The International Maritime Institute (ISMI) of the Regional Academy of Maritime Sciences and Technology (ARSTM) in Abidjan, Cote d’Ivoire has this week held a training course for fishery inspectors from Gulf of Guinea countries.
The course which started on Monday, March 22 has seen fisheries inspectors, naval officers, and administrative agents in charge of fisheries, from 12 countries of the Gulf of Guinea arriving at the centre to participate.
The objective of the course is to strengthen the capacities of fisheries inspectors in the area of dockside monitoring of fisheries within the framework of the global fight against illegal, unreported and unregulated fishing (IUU fishing), in accordance with the resolutions of the summit of Heads of State and Government adopted in Yaoundé in 2013.
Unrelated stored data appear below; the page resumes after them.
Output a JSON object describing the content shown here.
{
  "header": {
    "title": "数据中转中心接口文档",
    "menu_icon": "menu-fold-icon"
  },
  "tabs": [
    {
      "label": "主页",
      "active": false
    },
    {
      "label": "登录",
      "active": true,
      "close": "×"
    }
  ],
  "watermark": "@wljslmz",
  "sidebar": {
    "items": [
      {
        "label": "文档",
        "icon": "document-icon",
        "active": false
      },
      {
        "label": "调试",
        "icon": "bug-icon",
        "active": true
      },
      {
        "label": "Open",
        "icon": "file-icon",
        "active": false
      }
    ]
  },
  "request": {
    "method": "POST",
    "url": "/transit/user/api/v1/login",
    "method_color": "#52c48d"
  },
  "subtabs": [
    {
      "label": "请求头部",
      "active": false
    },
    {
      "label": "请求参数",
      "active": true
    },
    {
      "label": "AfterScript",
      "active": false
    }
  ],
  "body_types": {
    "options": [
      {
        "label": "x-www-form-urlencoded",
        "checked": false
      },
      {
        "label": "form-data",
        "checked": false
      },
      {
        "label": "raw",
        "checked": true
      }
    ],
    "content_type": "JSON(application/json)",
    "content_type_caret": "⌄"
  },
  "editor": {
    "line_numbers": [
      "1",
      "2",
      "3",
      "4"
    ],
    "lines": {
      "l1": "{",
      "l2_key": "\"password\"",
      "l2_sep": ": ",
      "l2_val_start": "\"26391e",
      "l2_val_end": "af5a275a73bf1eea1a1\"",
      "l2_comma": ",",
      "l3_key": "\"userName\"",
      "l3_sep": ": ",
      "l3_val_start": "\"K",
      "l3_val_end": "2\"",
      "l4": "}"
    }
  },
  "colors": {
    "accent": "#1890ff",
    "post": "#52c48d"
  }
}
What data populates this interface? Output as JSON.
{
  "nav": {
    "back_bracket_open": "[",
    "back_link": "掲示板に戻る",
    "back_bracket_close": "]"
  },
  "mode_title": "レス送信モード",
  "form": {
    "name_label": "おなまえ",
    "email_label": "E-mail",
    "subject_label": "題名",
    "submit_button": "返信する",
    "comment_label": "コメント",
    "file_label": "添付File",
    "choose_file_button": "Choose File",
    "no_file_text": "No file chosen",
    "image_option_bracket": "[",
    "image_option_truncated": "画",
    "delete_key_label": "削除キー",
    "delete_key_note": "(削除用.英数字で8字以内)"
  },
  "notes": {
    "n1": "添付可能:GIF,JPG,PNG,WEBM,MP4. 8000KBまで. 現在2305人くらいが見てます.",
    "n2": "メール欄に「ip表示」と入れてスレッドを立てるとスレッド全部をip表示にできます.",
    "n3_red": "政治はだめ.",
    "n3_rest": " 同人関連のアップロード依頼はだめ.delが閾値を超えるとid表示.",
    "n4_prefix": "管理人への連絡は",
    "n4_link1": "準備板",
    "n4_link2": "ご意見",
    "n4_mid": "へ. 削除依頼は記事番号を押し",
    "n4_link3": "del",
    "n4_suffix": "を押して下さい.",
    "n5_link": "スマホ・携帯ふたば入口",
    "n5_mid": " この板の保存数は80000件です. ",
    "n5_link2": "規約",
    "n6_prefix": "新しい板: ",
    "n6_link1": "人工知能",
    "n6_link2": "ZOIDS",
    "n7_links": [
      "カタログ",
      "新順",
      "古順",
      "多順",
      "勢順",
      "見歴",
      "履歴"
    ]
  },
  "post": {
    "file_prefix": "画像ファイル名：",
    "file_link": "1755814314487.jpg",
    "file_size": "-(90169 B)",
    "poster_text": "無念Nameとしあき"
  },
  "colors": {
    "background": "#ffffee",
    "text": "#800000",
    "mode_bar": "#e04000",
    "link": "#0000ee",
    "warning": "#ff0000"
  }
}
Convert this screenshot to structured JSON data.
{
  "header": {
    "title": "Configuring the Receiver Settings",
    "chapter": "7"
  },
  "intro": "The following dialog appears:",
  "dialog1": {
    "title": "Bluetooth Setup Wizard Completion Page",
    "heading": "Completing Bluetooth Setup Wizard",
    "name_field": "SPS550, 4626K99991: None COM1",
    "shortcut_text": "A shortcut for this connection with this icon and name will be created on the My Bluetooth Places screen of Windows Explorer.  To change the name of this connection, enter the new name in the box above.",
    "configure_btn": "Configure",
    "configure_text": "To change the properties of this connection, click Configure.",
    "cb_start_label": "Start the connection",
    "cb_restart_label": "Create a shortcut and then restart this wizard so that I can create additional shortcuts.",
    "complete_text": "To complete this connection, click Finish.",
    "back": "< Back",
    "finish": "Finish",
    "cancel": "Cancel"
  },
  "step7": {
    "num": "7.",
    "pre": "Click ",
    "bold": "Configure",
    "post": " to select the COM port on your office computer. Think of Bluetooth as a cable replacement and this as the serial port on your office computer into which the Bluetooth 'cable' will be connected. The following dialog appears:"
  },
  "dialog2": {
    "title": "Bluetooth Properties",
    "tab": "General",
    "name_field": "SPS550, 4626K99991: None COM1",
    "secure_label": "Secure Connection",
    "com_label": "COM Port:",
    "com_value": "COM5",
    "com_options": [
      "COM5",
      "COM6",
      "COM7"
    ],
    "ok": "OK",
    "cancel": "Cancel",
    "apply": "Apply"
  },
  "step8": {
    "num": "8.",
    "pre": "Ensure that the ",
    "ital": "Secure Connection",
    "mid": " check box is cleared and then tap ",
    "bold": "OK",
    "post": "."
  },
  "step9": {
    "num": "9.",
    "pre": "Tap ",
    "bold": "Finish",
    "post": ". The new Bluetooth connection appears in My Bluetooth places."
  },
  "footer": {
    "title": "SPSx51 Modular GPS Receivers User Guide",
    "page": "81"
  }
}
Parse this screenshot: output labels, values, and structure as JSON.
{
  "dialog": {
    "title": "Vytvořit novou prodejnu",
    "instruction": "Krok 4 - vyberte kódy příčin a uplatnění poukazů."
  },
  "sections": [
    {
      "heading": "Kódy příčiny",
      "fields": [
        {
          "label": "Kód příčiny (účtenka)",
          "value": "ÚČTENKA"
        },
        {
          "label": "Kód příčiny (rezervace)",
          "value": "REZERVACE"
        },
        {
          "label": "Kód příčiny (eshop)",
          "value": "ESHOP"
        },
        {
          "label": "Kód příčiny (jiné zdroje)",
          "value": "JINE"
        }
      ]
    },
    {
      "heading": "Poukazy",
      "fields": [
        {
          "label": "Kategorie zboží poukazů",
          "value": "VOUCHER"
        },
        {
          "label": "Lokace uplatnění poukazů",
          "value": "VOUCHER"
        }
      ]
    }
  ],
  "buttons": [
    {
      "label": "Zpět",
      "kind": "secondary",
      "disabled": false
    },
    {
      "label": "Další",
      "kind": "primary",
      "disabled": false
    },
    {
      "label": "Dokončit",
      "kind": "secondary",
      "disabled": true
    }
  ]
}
Over the years, IUU fishing has become a major problem that constitutes a global threat to sustainable fishing, the management, and conservation of fishery resources and marine biodiversity.
It is not only affecting healthy and productive ecosystems, but it also has a serious impact on the socio-economic situation of many fishing communities in the area and causes significant losses in terms of economic and social development.
While many are unaware of the turmoil in which the Gulf of Guinea finds itself, IUU Fishing according to research by experts has become the most serious threat to maritime security in the Gulf of Guinea, ahead of maritime piracy.
In a welcome address on the first day of the training course aiming to contribute to an effective response to the threat of IUU fishing, ARSTM Director-General Karim Coulibaly called on participants to support and be inspired by the results of the work of the seminar in order to prevent, counteract and eliminate illegal, unreported and unregulated fishing in our States.
“Given the stakes and the impact that bad practices have on our resources, you must take ownership of all the scientific and educational dimensions of this issue in order to provide our decision-makers with the appropriate resources to deal with IUU fishing effectively and efficiently,” he said.
Karim Coulibaly further expressed appreciation to the Regional Coordinator of the program, Col. Guillaume de Beauregard, collaborators, Mrs. Maylis TERTRAIS, Mr. Benoit VERNIQUET, as well as France and other partners.
In his address, the Regional Coordinator of the Support Programme for State Action at Sea, Guillaume Turquet of Beauregard stressed that the issue of IUU has become critical, leaving the Gulf in danger
According to him, states in the Gulf of Guinea must foster cooperation in order to identify useful synergies, promote information exchange, and create a network of knowledge beyond their borders.
He emphasized that the training course is of particular importance and must be treated with the utmost seriousness.
He said IUU fishing is a key factor that contributes to the strengthening of maritime insecurity in the region, hence the training and strengthening of the skills of fisheries inspectors is not a luxury, but a necessity that appears more urgent every day.
“Given the importance of the issues at stake, and the magnitude of the task ahead, there is no time to lose to embark on our enterprise…To all of you, I wish you a very good seminar, as well as a pleasant stay with us,” Guillaume Turquet of Beauregard concluded.
In all, 12 countries are represented at the training course expected to be concluded on Friday, March 26, 2021. They include participants from Benin, the Gambia, Gabon, Guinea, Liberia, Mauritania, Nigeria, Republic of Congo, Democratic Republic of Congo, Senegal, Togo, and of course Ivory Coast.
The seminar is organized with the financial and pedagogical support of France, a key partner of ISMI, through the program of support to the Action of the State at Sea in the countries of the Gulf of Guinea.